Bright shoots of everlastingness," —

it is when the self-devotion of a Christlike love gleams in the eyes, and lights up the face, and impels to deeds of generous service and sacrifice for the sake of lifting another to a richer good and a purer joy.

4. The Victorious Efficacy of Love.

There is a subtle, overmastering attraction in love which is not easy to resist. The soured, sullen heart leaps up to greet you, and surrenders to you its confidence and trust, when it becomes aware of your affectionate appreciation of the germs of worth it still has within. You draw out the best in another by the sympathetic recognition of his best which your warm good-will prompts you to accord.

And when love goes to the extent of self-sacrifice, it wields a conquering power which nothing else can match. Few can hold out persistently against the steady devotion of a generous soul that undertakes hardships freely in planning and working for their good. That willing endurance of labour and pain is the one proof of love which even hatred cannot altogether withstand. Opposition, anger, jealousy, bitterness melt away before the gracious influence of a sincere and self-denying love. Indeed, the victories thus gained by love are an endless surprise.

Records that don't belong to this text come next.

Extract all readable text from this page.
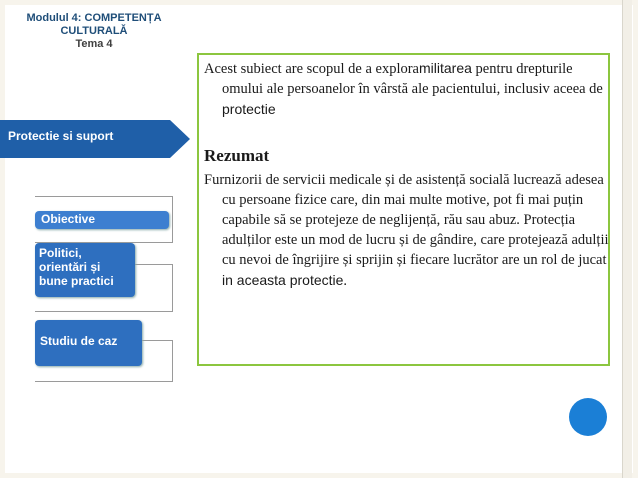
Modulul 4: COMPETENȚA
CULTURALĂ
Tema 4
Protectie si suport
Obiective
Politici, orientări și bune practici
Studiu de caz
Acest subiect are scopul de a exploramilitarea pentru drepturile omului ale persoanelor în vârstă ale pacientului, inclusiv aceea de protectie
Rezumat
Furnizorii de servicii medicale și de asistență socială lucrează adesea cu persoane fizice care, din mai multe motive, pot fi mai puțin capabile să se protejeze de neglijență, rău sau abuz. Protecția adulților este un mod de lucru și de gândire, care protejează adulții cu nevoi de îngrijire și sprijin și fiecare lucrător are un rol de jucat in aceasta protectie.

Love is never wasted. Though its efforts may seem for a time to go for nought, yet the good it strives to accomplish is sure to be reached in some measure in the end. How disappointing all the lavish self-devotion of Jesus appeared when those whom He sought to bless rejected Him and hounded Him to the cross! And yet the winning spell of that very self-devotion worked on more mightily than ever after He had passed beyond the sphere of mortal sight. It was the charm of His pure and self-renouncing no love that overcame hostility and unbelief, and it is overcoming still. That cross on which He died has been making its silent appeal to generation after generation as the years roll by. It is the appeal of suffering, redeeming love; the appeal of a love that sacrificed, that gave up all in self-forgetting passion for the good of all, that saved others though itself it could not save. And before that appeal, obstinacy, self-will and pride, reckless vanity and hardened viciousness, have been constrained to give way and own themselves conquered by its divinely captivating power.

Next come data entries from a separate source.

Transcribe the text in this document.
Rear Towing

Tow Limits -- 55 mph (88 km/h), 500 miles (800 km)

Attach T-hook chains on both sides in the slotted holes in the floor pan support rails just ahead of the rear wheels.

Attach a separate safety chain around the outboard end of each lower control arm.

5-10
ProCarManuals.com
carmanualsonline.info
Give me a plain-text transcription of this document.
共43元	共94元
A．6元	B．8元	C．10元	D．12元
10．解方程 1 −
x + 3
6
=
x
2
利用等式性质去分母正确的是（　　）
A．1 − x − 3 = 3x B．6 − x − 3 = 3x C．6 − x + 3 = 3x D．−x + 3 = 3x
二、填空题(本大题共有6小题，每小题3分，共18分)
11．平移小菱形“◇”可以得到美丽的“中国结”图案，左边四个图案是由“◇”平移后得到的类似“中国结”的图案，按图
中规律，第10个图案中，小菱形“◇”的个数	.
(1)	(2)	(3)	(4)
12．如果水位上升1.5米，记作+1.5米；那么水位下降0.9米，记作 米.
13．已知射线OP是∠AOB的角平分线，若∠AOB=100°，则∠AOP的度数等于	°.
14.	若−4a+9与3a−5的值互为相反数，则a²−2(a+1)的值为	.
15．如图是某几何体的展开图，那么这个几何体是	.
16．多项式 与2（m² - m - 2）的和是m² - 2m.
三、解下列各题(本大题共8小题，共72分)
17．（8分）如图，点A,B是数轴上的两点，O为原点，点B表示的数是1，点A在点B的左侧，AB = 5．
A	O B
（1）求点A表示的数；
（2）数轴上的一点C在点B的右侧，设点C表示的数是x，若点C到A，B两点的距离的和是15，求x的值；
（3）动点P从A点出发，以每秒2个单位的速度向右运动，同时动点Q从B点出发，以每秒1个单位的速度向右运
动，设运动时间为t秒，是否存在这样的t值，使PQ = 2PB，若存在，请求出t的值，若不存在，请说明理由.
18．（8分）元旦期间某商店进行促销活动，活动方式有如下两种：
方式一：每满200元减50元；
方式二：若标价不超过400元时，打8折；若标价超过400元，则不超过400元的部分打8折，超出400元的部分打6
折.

And no love that has in it the spirit that pervaded Christ’s can ever toil or suffer in vain. Its effects — though for long, perhaps, unseen — are real, and they may be striking deeper than can be conceived. They may continue to grow and accumulate, and produce an ever-enlarging amount of good after the earthly life has come to a close. For

"Lore lives on, and hath a power to bless

When they that loved are hidden in their graves."

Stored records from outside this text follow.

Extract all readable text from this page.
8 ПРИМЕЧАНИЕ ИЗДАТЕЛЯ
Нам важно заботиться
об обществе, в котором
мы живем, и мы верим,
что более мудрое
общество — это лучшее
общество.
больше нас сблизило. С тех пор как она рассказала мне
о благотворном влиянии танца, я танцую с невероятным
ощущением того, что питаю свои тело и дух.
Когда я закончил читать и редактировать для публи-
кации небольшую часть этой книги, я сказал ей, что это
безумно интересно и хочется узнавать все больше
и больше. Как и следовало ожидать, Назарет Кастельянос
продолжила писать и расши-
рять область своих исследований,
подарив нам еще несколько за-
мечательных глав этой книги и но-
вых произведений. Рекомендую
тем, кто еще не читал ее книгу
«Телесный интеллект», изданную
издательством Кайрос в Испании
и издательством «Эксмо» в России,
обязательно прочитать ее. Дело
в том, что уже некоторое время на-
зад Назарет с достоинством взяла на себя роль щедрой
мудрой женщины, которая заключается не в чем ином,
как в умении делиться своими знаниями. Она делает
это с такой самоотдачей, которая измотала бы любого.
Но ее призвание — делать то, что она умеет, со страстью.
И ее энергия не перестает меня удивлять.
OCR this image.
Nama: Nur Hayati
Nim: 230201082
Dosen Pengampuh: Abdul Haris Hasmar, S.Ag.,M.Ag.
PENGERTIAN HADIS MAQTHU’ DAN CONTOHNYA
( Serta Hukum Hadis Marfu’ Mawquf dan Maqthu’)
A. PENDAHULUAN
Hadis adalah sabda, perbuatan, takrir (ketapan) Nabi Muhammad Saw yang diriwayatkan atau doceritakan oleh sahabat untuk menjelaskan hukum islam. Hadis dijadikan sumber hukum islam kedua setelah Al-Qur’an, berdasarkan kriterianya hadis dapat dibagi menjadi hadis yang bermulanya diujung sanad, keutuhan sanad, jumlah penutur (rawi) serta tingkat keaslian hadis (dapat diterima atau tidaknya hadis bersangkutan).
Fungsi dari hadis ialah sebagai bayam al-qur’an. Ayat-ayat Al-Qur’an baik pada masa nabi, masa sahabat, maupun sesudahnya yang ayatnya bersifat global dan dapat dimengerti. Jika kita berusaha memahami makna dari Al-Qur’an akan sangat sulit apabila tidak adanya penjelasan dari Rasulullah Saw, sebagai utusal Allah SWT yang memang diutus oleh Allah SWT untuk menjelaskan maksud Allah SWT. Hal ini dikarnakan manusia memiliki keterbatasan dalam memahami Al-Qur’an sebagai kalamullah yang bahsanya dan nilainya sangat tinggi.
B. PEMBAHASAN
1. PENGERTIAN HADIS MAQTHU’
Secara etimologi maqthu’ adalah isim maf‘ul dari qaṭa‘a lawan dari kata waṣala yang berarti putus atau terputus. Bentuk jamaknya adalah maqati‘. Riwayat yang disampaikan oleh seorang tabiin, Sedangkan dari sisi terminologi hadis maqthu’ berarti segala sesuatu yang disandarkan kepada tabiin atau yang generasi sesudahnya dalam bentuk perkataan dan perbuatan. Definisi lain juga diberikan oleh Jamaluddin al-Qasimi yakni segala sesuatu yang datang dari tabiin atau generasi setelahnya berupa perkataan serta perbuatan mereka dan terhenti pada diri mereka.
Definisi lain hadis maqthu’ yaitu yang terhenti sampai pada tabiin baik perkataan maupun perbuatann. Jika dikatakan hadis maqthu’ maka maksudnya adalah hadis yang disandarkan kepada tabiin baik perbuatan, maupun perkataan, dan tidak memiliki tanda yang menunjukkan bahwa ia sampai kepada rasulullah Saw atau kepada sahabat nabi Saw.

5. The Imperishable Vitality of Love.

A true and pure affection, fired by high and sacred aims, is a deathless thing. It possesses a freshness that is immortal. The proverbs of the world have seized and enshrined this truth. "Mother’s love is ever in its spring"; "Many waters cannot quench love"; "True love never grows old"; "Love is strong as death." In point of fact, the moment one soul meets another in the mutual surrender of love, there rises in them the consciousness of something eternal. And in proportion as their love is a hallowed feeling, sanctified, as Christ's was, by reverence and by regard for life’s spiritual ends, it forms a bond of adamantine firmness, which only grows the stronger through the changing years, as the burden of toil and care has to be borne together, and the wrestle with trouble waged. And if we wish to have the relish of life heightened, and the heart kept young up to life’s last hour and in the unseen beyond, our sincere anxiety should be to cultivate the power of loving as Jesus loved. Then a benign, sweetening influence would pass into all our closest human relationships, making them finer and truer; and we should grasp the secret of finding blessedness in spreading blessing, which, as Browning reminds us, is ever a rich and sufficing reward.

"For life, with all it yields of joy and woe,

And hope and fear —

Is just our chance o’ the prize of learning love,

How love might be, hath been indeed, and is;

And that we hold henceforth to the uttermost

Such prize, despite the envy of the world."